In this case, Bush’s Justice Department tore apart a man’s life looking for one thing on which to build a case. They looked until they found what they felt was something, no matter how small. The Republican governor's campaign manager’s wife (Leura Canary, wife of Bill Canary) led the investigation and filed the charges, despite a clear conflict of interest. She only recused herself after the case was in the courts. The judge who tried the case had been appointed by the Republican governor. A former Republican aide has testified that she heard the governor’s son, Richard Riley, state that the Judge would “hang Don Siegelman.”

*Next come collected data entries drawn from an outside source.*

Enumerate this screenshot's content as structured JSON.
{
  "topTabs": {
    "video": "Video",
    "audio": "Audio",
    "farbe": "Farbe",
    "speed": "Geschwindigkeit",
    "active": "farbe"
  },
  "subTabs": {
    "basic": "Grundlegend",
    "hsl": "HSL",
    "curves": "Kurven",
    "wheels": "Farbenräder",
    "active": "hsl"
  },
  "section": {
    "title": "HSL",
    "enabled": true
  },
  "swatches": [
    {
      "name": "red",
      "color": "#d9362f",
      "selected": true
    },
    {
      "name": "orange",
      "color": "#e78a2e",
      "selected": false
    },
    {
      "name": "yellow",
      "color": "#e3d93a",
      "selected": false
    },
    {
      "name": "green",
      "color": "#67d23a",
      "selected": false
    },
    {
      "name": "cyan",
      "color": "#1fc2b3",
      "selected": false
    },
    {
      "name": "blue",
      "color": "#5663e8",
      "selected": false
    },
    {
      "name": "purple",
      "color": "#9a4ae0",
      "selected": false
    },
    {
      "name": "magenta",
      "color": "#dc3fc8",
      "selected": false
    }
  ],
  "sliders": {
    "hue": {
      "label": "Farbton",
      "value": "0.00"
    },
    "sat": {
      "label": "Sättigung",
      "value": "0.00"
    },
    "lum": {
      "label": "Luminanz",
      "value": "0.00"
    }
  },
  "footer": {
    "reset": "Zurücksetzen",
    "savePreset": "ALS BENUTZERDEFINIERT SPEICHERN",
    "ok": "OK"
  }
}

Siegelman has been in jail for 242 days and still has not received a trial transcript to ready his appeal. Yet the law requires that the transcript be delivered to the defendant within 30 days of conviction. The law also allows a defendant 45 days after conviction to prepare for surrendering to the Bureau of Prisons so that affairs can be put in order and a legal appeal readied. In Siegelman’s case, on conviction, the Judge ordered the governor shackled and bound in the courtroom, where he was immediately removed and taken away to Federal prison — a practice typically reserved for the most dangerous criminals or the criminally insane. 44 former state Attorneys General, both Republican and Democrat have signed a letter urging Congress to investigate the circumstances surrounding this case.

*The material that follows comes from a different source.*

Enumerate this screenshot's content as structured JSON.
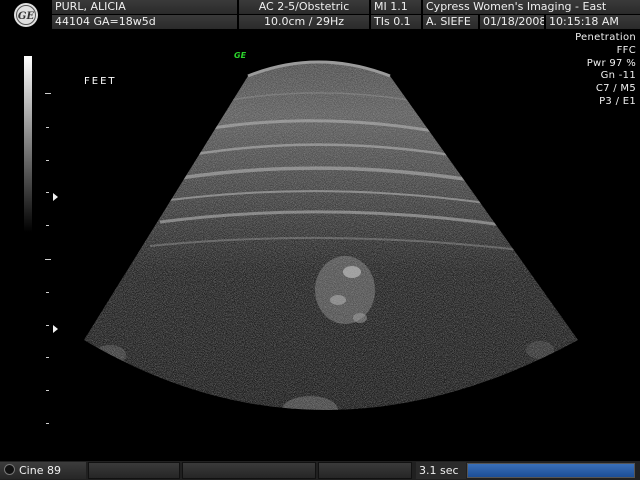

I don’t normally write these kinds of letters. I don’t normally involve my friends in these kinds of email chains. But I simply cannot sit still and do nothing in the face of this gross injustice. But there’s more than injustice here. There is a perversion of our democracy, a sullying of everything we believe in as American’s. Because democracy cannot thrive where the state can be enlisted to take sides in political debates, and its power can be used to crush dissent and opposition. Please take a moment to visit the website of Don Siegelman’s friends to learn how you can help.

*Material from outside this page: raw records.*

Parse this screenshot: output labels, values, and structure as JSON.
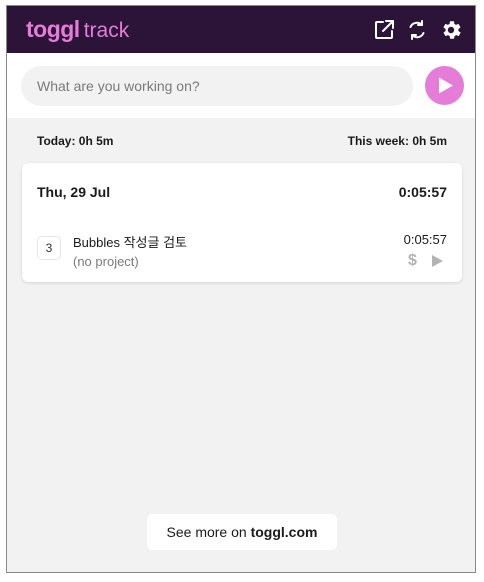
{
  "header": {
    "brand_bold": "toggl",
    "brand_light": "track",
    "colors": {
      "bg": "#2c1338",
      "accent": "#e57cd8"
    },
    "icons": [
      "open-external-icon",
      "sync-icon",
      "gear-icon"
    ]
  },
  "timer": {
    "placeholder": "What are you working on?",
    "value": "",
    "start_icon": "play-icon"
  },
  "summary": {
    "today": "Today: 0h 5m",
    "week": "This week: 0h 5m"
  },
  "day_group": {
    "date": "Thu, 29 Jul",
    "total": "0:05:57",
    "entries": [
      {
        "count": "3",
        "description": "Bubbles 작성글 검토",
        "project": "(no project)",
        "duration": "0:05:57",
        "billable_icon": "dollar-icon",
        "continue_icon": "play-icon"
      }
    ]
  },
  "footer": {
    "prefix": "See more on ",
    "link": "toggl.com"
  }
}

Copy and paste this in an email and forward it to your friends. Write your Congressperson. Write the Judiciary Committee. Or donate to the legal defense fund. Thank you
PS. Oh, and if all this wasn’t enough to send chills up your progressive spine, how’s this tidbit from Siegelman’s Wikipedia entry: “He was defeated for reelection in November 2002 by Representative Bob Riley by the narrowest margin in Alabama history: approximately 3,000 votes. The margin was controversial, as a voting machine malfunction in a single county produced the votes needed to give Riley the election. The recount, however, of that county's votes was affirmed by the state's Attorney General.”